Il personale sanitario è sempre più esposto alle aggressioni e, ultimamente sono vittime di aggressioni anche gli appartenenti alle forze di polizia intervenuti per soccorrerlo.

C’è un modo corretto per reagire quando le situazioni cominciano ad essere critiche? Il personale sanitario può apprendere le tecniche di raffreddamento degli atteggiamenti aggressivi? E il personale di polizia può applicare le stesse tecniche? Ne parleremo in un Webinar il 29 novembre 2024, alle ore 18 (partecipazione gratuita: prenotazioni su https://www.orazerosrl.it/richiesta-partecipazione-convegno-aicis/) con Federica Di Pietrantonio, Criminologa membro dell’Aicis e dell’Accademia Nazionale delle Scienze Forensi, in servizio presso l’Ospedale Pediatrico Bambin Gesù di Roma.

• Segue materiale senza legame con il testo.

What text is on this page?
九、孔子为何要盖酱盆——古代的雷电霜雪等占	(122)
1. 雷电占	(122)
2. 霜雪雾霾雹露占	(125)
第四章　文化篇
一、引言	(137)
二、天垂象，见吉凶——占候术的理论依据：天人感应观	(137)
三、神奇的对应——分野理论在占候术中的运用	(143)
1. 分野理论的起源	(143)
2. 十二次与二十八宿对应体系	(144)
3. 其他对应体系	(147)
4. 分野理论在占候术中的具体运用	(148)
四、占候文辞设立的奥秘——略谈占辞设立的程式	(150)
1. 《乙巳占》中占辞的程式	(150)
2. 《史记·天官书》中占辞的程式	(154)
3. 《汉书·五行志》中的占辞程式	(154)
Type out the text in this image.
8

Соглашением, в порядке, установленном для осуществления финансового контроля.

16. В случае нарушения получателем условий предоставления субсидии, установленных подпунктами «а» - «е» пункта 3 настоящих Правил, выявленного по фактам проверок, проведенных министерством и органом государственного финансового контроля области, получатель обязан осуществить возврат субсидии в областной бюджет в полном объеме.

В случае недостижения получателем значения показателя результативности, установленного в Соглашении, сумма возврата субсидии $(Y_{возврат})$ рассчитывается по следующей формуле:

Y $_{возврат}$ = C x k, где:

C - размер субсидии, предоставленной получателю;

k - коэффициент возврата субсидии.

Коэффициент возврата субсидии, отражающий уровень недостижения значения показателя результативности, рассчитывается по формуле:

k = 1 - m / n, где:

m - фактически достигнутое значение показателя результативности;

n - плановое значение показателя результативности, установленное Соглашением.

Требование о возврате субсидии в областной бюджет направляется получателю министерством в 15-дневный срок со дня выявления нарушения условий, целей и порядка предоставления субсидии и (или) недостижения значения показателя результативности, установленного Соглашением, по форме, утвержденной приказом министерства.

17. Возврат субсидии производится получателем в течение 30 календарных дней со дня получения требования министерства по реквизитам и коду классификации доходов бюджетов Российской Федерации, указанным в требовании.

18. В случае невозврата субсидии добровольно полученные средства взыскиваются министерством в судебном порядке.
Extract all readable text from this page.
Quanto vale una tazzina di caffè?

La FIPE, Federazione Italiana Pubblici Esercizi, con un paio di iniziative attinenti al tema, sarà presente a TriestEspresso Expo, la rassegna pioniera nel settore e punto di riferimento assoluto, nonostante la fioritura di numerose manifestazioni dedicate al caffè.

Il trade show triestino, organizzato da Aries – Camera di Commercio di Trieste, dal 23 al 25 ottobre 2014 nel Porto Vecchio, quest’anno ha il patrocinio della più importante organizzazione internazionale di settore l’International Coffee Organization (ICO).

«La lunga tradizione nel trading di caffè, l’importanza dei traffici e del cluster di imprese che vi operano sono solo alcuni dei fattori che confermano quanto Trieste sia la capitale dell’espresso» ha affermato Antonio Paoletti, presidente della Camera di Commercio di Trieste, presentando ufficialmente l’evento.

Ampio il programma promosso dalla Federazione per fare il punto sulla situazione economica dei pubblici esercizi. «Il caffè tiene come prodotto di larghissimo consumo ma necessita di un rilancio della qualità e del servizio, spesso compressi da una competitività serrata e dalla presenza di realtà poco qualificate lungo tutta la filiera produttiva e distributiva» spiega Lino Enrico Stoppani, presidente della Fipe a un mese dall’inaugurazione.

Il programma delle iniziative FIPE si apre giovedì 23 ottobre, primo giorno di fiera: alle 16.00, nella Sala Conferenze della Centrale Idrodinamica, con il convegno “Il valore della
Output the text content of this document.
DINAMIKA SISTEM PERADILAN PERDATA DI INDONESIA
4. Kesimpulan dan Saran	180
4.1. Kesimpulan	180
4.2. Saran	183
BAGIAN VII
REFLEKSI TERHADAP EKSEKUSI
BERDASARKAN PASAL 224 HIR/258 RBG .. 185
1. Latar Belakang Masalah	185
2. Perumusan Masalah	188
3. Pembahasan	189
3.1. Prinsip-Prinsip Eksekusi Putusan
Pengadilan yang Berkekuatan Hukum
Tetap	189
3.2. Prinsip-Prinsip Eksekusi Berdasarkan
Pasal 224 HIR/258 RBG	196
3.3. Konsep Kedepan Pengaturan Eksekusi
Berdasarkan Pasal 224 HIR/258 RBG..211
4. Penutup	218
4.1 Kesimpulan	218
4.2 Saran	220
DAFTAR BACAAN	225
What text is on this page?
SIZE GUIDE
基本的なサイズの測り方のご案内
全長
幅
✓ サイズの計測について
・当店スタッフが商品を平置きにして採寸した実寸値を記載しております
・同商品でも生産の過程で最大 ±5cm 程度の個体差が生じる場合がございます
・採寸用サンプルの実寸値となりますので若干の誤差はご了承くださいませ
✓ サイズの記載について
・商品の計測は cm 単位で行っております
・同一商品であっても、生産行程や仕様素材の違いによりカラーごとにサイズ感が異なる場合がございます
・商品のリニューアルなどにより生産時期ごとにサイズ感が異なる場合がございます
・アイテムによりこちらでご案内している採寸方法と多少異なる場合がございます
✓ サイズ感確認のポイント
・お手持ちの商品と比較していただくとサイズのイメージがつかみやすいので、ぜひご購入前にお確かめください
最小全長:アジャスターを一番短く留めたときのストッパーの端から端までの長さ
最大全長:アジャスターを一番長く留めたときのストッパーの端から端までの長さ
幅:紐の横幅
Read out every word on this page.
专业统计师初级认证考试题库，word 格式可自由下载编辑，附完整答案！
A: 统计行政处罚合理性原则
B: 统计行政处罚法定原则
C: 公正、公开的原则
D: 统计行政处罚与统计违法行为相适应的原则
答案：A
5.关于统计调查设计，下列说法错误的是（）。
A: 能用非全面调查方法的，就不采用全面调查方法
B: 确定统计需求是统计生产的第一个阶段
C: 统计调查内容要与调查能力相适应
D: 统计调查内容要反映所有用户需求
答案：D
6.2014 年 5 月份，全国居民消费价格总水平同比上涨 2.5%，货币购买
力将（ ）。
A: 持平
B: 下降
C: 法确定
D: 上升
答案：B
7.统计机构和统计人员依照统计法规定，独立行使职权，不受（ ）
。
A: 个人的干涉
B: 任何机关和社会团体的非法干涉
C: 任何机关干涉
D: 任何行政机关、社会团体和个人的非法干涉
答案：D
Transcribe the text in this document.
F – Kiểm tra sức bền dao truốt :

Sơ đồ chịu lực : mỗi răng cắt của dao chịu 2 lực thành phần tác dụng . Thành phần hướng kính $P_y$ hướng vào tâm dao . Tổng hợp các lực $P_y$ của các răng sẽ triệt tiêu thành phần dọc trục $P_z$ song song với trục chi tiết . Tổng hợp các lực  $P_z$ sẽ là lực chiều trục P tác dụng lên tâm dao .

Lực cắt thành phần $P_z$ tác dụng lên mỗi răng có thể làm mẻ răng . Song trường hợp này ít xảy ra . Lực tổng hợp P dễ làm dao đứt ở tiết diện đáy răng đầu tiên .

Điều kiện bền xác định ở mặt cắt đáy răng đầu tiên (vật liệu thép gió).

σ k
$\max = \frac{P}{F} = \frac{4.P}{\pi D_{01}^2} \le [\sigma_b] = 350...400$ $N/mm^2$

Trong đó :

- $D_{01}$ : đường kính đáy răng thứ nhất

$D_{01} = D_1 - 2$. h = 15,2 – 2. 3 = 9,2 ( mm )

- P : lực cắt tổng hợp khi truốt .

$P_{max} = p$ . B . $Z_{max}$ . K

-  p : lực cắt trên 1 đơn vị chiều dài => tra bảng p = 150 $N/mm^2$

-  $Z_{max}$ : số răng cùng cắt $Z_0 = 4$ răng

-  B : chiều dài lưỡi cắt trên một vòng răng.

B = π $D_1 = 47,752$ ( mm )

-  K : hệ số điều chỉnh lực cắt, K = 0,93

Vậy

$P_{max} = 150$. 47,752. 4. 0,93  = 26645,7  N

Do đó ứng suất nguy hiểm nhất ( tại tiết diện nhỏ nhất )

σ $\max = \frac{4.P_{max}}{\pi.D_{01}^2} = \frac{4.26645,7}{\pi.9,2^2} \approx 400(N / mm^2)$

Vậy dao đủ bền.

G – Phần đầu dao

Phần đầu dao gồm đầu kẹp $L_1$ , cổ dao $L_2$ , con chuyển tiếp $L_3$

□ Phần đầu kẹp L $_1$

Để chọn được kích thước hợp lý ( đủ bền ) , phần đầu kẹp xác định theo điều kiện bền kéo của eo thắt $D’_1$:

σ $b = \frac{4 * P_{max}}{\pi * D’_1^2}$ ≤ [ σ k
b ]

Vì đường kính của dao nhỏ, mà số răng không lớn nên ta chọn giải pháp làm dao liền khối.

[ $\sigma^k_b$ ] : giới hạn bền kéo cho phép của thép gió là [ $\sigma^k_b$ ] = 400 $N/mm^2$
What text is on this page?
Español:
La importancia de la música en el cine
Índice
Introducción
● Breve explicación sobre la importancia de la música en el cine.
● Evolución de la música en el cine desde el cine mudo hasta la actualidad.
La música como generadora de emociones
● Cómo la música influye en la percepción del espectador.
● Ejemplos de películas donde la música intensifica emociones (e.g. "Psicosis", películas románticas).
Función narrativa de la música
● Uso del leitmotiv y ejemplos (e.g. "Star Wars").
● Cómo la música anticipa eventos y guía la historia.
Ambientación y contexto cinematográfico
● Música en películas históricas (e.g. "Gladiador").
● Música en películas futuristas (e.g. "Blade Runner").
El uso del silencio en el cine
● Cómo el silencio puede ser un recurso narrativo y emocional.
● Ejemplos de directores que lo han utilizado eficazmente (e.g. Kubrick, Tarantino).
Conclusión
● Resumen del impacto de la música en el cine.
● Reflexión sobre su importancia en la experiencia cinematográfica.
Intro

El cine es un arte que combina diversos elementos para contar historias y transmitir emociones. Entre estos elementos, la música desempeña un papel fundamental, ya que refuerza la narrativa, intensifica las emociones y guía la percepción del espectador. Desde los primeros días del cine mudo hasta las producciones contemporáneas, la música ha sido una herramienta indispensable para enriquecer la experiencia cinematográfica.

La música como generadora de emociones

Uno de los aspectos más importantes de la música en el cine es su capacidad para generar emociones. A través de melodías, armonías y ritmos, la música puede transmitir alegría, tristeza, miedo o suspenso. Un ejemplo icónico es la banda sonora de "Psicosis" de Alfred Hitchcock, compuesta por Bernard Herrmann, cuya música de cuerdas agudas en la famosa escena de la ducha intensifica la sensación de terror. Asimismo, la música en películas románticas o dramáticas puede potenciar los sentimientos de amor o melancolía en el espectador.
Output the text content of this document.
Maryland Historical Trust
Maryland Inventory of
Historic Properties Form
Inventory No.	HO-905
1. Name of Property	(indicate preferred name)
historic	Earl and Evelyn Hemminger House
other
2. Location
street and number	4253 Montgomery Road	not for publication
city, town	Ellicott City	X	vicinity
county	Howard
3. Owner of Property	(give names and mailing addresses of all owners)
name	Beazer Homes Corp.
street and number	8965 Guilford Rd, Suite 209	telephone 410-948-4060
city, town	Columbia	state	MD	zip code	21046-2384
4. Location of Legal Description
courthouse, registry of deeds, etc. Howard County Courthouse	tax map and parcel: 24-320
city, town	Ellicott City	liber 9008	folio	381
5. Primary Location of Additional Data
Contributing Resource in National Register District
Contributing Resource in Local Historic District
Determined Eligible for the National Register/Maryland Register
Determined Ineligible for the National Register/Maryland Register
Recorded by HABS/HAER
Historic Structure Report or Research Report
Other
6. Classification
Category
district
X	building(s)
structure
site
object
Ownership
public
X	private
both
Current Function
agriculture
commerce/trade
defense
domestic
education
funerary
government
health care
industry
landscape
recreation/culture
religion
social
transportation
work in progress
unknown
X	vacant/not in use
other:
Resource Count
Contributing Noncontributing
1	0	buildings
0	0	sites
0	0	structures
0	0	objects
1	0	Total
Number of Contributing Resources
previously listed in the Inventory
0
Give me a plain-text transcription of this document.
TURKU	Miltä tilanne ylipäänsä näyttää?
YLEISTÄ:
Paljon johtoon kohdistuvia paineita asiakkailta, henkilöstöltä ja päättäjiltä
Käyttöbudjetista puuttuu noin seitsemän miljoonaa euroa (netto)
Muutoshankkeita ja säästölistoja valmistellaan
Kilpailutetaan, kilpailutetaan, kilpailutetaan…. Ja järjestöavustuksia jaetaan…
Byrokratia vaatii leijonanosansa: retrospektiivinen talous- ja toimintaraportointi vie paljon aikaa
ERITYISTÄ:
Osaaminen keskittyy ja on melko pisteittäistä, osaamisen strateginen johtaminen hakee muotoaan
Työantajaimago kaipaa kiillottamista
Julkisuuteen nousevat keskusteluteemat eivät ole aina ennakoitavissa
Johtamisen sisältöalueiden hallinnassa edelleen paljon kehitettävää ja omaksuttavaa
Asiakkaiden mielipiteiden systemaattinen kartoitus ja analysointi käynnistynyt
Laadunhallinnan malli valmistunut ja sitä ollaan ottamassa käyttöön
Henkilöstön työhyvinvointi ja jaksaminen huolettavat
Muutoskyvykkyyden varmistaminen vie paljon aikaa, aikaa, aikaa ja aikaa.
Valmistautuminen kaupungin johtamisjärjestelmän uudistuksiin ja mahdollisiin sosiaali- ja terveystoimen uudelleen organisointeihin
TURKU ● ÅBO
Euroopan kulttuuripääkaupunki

Il 2023 ha registrato in Italia 16 mila gli episodi di aggressione al personale sanitario e sociosanitario. Sono stati e 18 mila le operatrici e gli operatori coinvolti. È quanto emerge dalla relazione dell’Osservatorio nazionale sulla sicurezza degli esercenti le professioni sanitarie e socio-sanitarie (ONSEPS), inviata ieri al Parlamento. La professione più colpita è quella degli infermieri, seguita dai medici e dagli operatori socio-sanitari. Due terzi delle persone aggredite sono donne. Gli ambienti più rischiosi risultano essere i Pronto Soccorso, le Aree di Degenza, ovviamente i servizi psichiatrici e gli ambulatori. I principali aggressori sono i pazienti (69%) contro il 28% di parenti. Il 68% delle aggressioni è di tipo verbale, il 26% fisico e il 6% contro beni di proprietà. Quelli riportati sono dati significativi ma parziali, su cui inficia l’assenza di dati raccolti in molte realtà private. Le denunce e le segnalazioni, poi, sono su base volontaria.

L’incontro di studio sarà introdotto dal dr. Luca Sangiorgi effettivo presso l’ASL Romagna.

Ai partecipanti verrà rilasciato un attestato.